Search code examples
pythonpandaskaggle

How to replace NaN values where the other columns meet a certain criteria?


I am working on the titanic datset from Kaggle and am trying to replace the NaN values in one column based on information from the other columns.

In my specific example I am trying to replace the unknown age of male, 1st class passengers with the average age of male, 1st class passengers.

How do I do this?

I have been able to segment the data and replace the null values of that new dataframe, but it doesn't carry over to the original dataframe and I am a bit unclear on how to make it do so.

Here is my code:

missingage_1stclass_male = pd.DataFrame(
    titanic[
        (titanic['Age'].isnull()) &
        (titanic['Pclass'] == 1) &
        (titanic['Sex'] == 'male')
    ]
)
missingage_1stclass_male.Age.fillna(40.5, inplace=True)

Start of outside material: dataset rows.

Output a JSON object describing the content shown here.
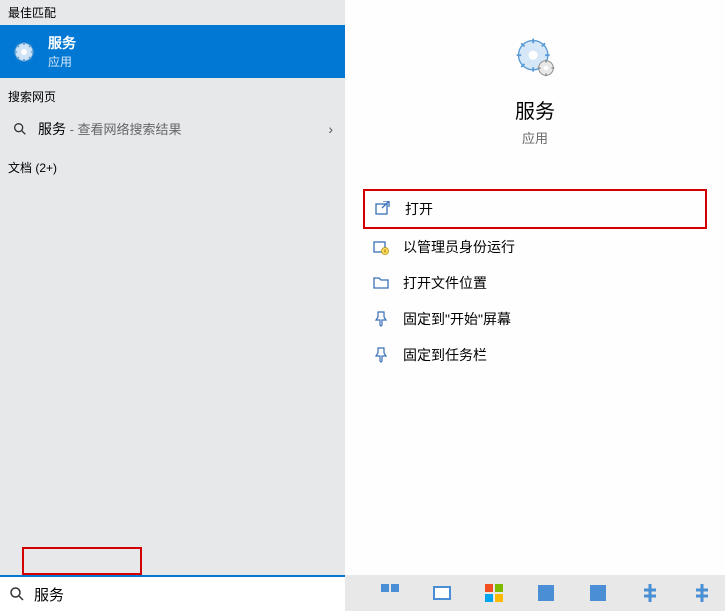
{
  "left": {
    "best_match_header": "最佳匹配",
    "best_match": {
      "title": "服务",
      "subtitle": "应用"
    },
    "web_header": "搜索网页",
    "web_item": {
      "query": "服务",
      "suffix": " - 查看网络搜索结果"
    },
    "docs_header": "文档 (2+)"
  },
  "right": {
    "title": "服务",
    "subtitle": "应用",
    "actions": {
      "open": "打开",
      "run_admin": "以管理员身份运行",
      "open_location": "打开文件位置",
      "pin_start": "固定到\"开始\"屏幕",
      "pin_taskbar": "固定到任务栏"
    }
  },
  "search": {
    "value": "服务"
  }
}
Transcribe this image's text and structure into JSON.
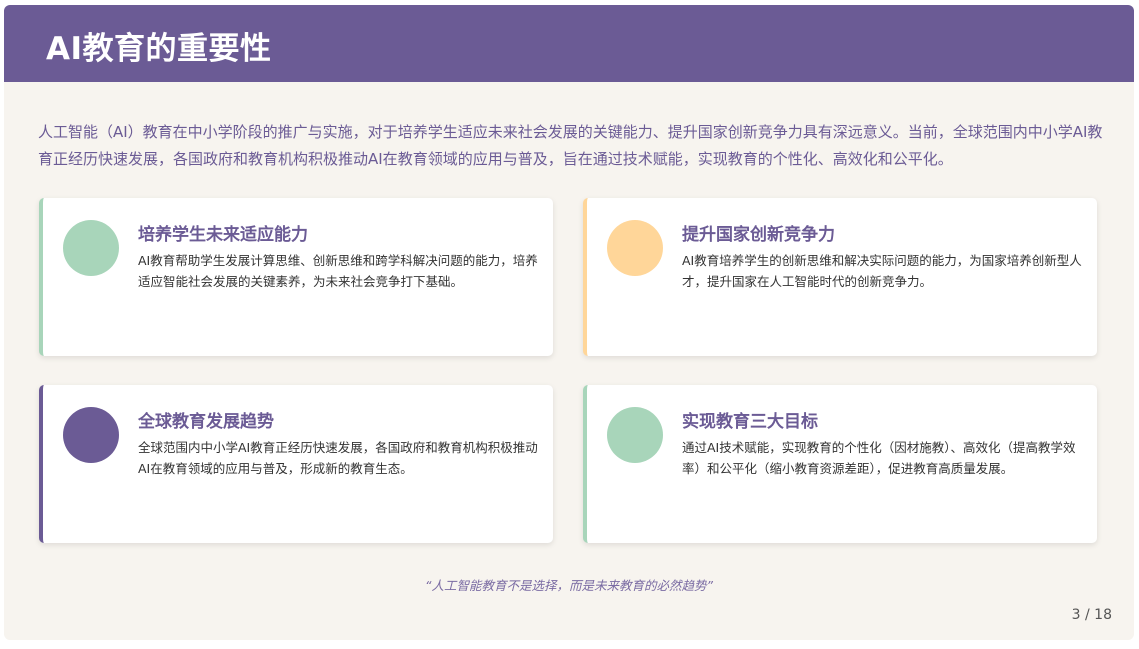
{
  "header": {
    "title": "AI教育的重要性"
  },
  "intro": "人工智能（AI）教育在中小学阶段的推广与实施，对于培养学生适应未来社会发展的关键能力、提升国家创新竞争力具有深远意义。当前，全球范围内中小学AI教育正经历快速发展，各国政府和教育机构积极推动AI在教育领域的应用与普及，旨在通过技术赋能，实现教育的个性化、高效化和公平化。",
  "cards": [
    {
      "title": "培养学生未来适应能力",
      "text": "AI教育帮助学生发展计算思维、创新思维和跨学科解决问题的能力，培养适应智能社会发展的关键素养，为未来社会竞争打下基础。",
      "accent": "#a8d5ba"
    },
    {
      "title": "提升国家创新竞争力",
      "text": "AI教育培养学生的创新思维和解决实际问题的能力，为国家培养创新型人才，提升国家在人工智能时代的创新竞争力。",
      "accent": "#ffd699"
    },
    {
      "title": "全球教育发展趋势",
      "text": "全球范围内中小学AI教育正经历快速发展，各国政府和教育机构积极推动AI在教育领域的应用与普及，形成新的教育生态。",
      "accent": "#6b5b95"
    },
    {
      "title": "实现教育三大目标",
      "text": "通过AI技术赋能，实现教育的个性化（因材施教）、高效化（提高教学效率）和公平化（缩小教育资源差距），促进教育高质量发展。",
      "accent": "#a8d5ba"
    }
  ],
  "quote": "“人工智能教育不是选择，而是未来教育的必然趋势”",
  "page_number": "3 / 18",
  "colors": {
    "header_bg": "#6b5b95",
    "slide_bg": "#f7f4ef",
    "title_purple": "#6b5b95",
    "mint": "#a8d5ba",
    "peach": "#ffd699"
  }
}
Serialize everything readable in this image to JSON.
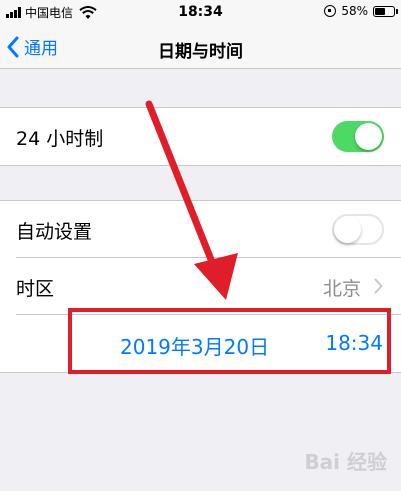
{
  "status_bar": {
    "carrier": "中国电信",
    "time": "18:34",
    "battery_percent": "58%",
    "battery_level": 0.58
  },
  "nav": {
    "back_label": "通用",
    "title": "日期与时间"
  },
  "settings": {
    "hour24": {
      "label": "24 小时制",
      "enabled": true
    },
    "auto_set": {
      "label": "自动设置",
      "enabled": false
    },
    "time_zone": {
      "label": "时区",
      "value": "北京"
    },
    "date_time": {
      "date": "2019年3月20日",
      "time": "18:34"
    }
  },
  "colors": {
    "accent": "#007aff",
    "switch_on": "#4cd964",
    "annotation": "#e01e2a"
  },
  "watermark": "Bai 经验"
}
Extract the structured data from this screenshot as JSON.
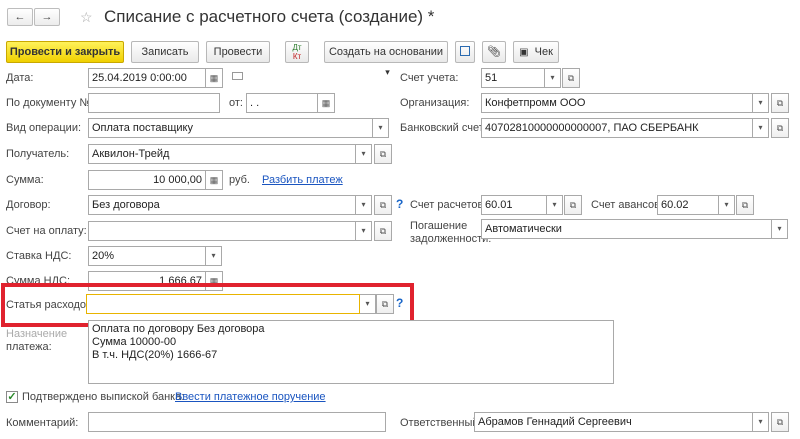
{
  "window": {
    "title": "Списание с расчетного счета (создание) *",
    "nav_back": "←",
    "nav_forward": "→"
  },
  "toolbar": {
    "post_close": "Провести и закрыть",
    "save": "Записать",
    "post": "Провести",
    "dtkt_top": "Дт",
    "dtkt_bottom": "Кт",
    "create_based": "Создать на основании",
    "create_based_arrow": "▾",
    "check": "Чек"
  },
  "form": {
    "date_label": "Дата:",
    "date_value": "25.04.2019  0:00:00",
    "docnum_label": "По документу №:",
    "docnum_value": "",
    "from_label": "от:",
    "from_value": " .  .",
    "optype_label": "Вид операции:",
    "optype_value": "Оплата поставщику",
    "recipient_label": "Получатель:",
    "recipient_value": "Аквилон-Трейд",
    "sum_label": "Сумма:",
    "sum_value": "10 000,00",
    "currency": "руб.",
    "split_payment": "Разбить платеж",
    "contract_label": "Договор:",
    "contract_value": "Без договора",
    "invoice_label": "Счет на оплату:",
    "invoice_value": "",
    "vat_rate_label": "Ставка НДС:",
    "vat_rate_value": "20%",
    "vat_sum_label": "Сумма НДС:",
    "vat_sum_value": "1 666,67",
    "expense_label": "Статья расходов:",
    "expense_value": "",
    "purpose_label_1": "Назначение",
    "purpose_label_2": "платежа:",
    "purpose_lines": [
      "Оплата по договору Без договора",
      "Сумма 10000-00",
      "В т.ч. НДС(20%) 1666-67"
    ],
    "confirmed_label": "Подтверждено выпиской банка:",
    "enter_order_link": "Ввести платежное поручение",
    "comment_label": "Комментарий:",
    "comment_value": "",
    "account_label": "Счет учета:",
    "account_value": "51",
    "org_label": "Организация:",
    "org_value": "Конфетпромм ООО",
    "bank_label": "Банковский счет:",
    "bank_value": "40702810000000000007, ПАО СБЕРБАНК",
    "settle_label": "Счет расчетов:",
    "settle_value": "60.01",
    "advance_label": "Счет авансов:",
    "advance_value": "60.02",
    "debt_label_1": "Погашение",
    "debt_label_2": "задолженности:",
    "debt_value": "Автоматически",
    "responsible_label": "Ответственный:",
    "responsible_value": "Абрамов Геннадий Сергеевич",
    "help_mark": "?"
  },
  "icons": {
    "dropdown": "▾",
    "open": "⧉",
    "calendar": "▦"
  },
  "colors": {
    "highlight": "#e0222e",
    "primary_button": "#f0d000",
    "link": "#1a55c0"
  }
}
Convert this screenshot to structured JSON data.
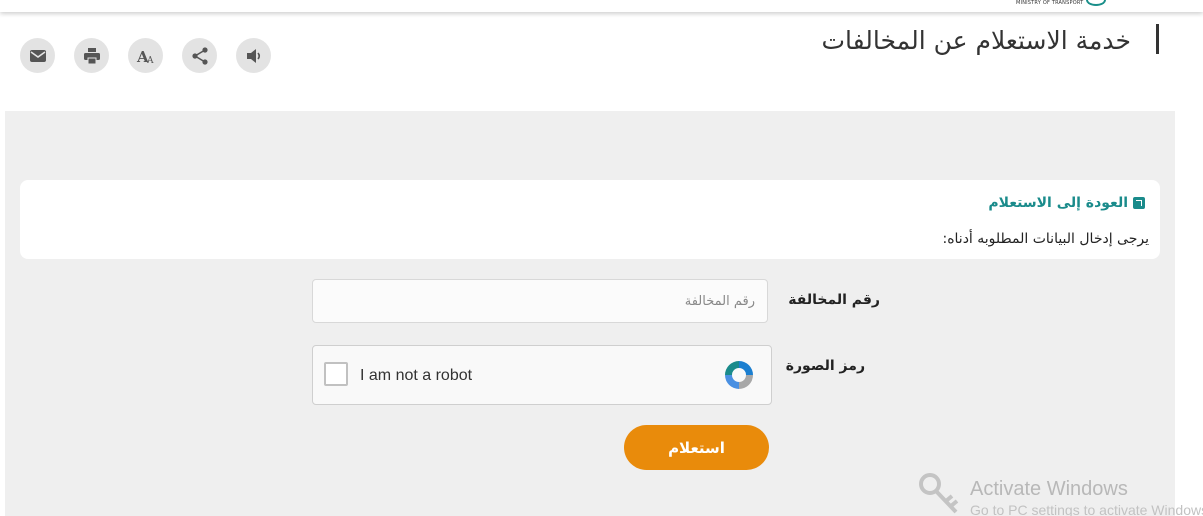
{
  "header": {
    "ministry_text": "MINISTRY OF TRANSPORT",
    "page_title": "خدمة الاستعلام عن المخالفات"
  },
  "tools": [
    {
      "name": "email",
      "icon": "envelope-icon"
    },
    {
      "name": "print",
      "icon": "printer-icon"
    },
    {
      "name": "font-size",
      "icon": "font-size-icon"
    },
    {
      "name": "share",
      "icon": "share-icon"
    },
    {
      "name": "audio",
      "icon": "speaker-icon"
    }
  ],
  "info": {
    "back_link": "العودة إلى الاستعلام",
    "instructions": "يرجى إدخال البيانات المطلوبه أدناه:"
  },
  "form": {
    "violation_label": "رقم المخالفة",
    "violation_placeholder": "رقم المخالفة",
    "violation_value": "",
    "captcha_label": "رمز الصورة",
    "recaptcha_text": "I am not a robot",
    "submit_label": "استعلام"
  },
  "watermark": {
    "title": "Activate Windows",
    "subtitle": "Go to PC settings to activate Windows."
  },
  "colors": {
    "accent_teal": "#1a8b8b",
    "submit_orange": "#e98b0b",
    "panel_gray": "#efefef"
  }
}
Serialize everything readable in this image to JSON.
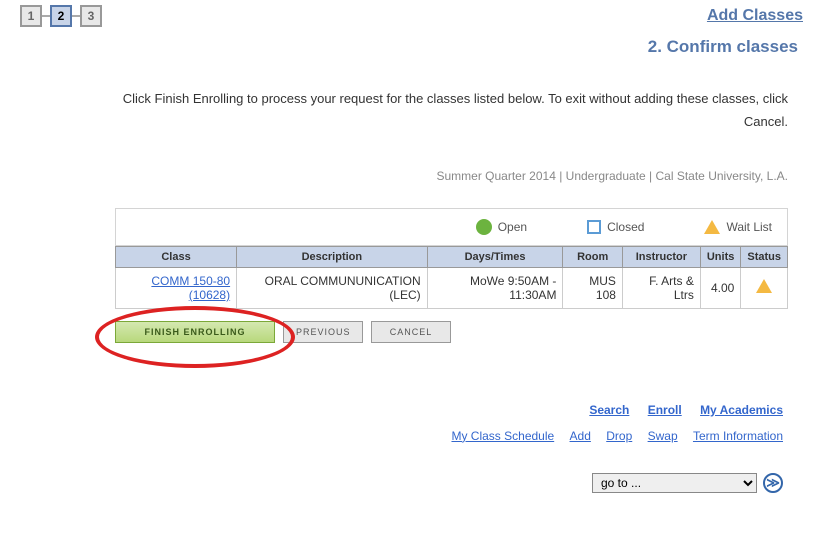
{
  "header": {
    "title": "Add Classes",
    "steps": [
      "1",
      "2",
      "3"
    ],
    "activeStep": 1
  },
  "subtitle": "2.  Confirm classes",
  "instructions": "Click Finish Enrolling to process your request for the classes listed below. To exit without adding these classes, click Cancel.",
  "termInfo": "Summer Quarter 2014 | Undergraduate | Cal State University, L.A.",
  "legend": {
    "open": "Open",
    "closed": "Closed",
    "waitlist": "Wait List"
  },
  "table": {
    "headers": {
      "class": "Class",
      "description": "Description",
      "daysTimes": "Days/Times",
      "room": "Room",
      "instructor": "Instructor",
      "units": "Units",
      "status": "Status"
    },
    "rows": [
      {
        "class": "COMM 150-80 (10628)",
        "description": "ORAL COMMUNUNICATION (LEC)",
        "daysTimes": "MoWe 9:50AM - 11:30AM",
        "room": "MUS 108",
        "instructor": "F. Arts & Ltrs",
        "units": "4.00",
        "status": "waitlist"
      }
    ]
  },
  "buttons": {
    "cancel": "CANCEL",
    "previous": "PREVIOUS",
    "finish": "FINISH ENROLLING"
  },
  "footer": {
    "row1": [
      "Search",
      "Enroll",
      "My Academics"
    ],
    "row2": [
      "My Class Schedule",
      "Add",
      "Drop",
      "Swap",
      "Term Information"
    ]
  },
  "goto": {
    "placeholder": "go to ..."
  }
}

My original dataframe with all the values is named titanic.


Solution

  • I am trying to replace the unknown age of male, 1st class passengers with the average age of male, 1st class passengers.

    You can split the problem into 2 steps. First calculate the average age of male, 1st class passengers:

    mask = (df['Pclass'] == 1) & (df['Sex'] == 'male')
    avg_filler = df.loc[mask, 'Age'].mean()
    

    Then update values satisfying your criteria:

    df.loc[df['Age'].isnull() & mask, 'Age'] = avg_filler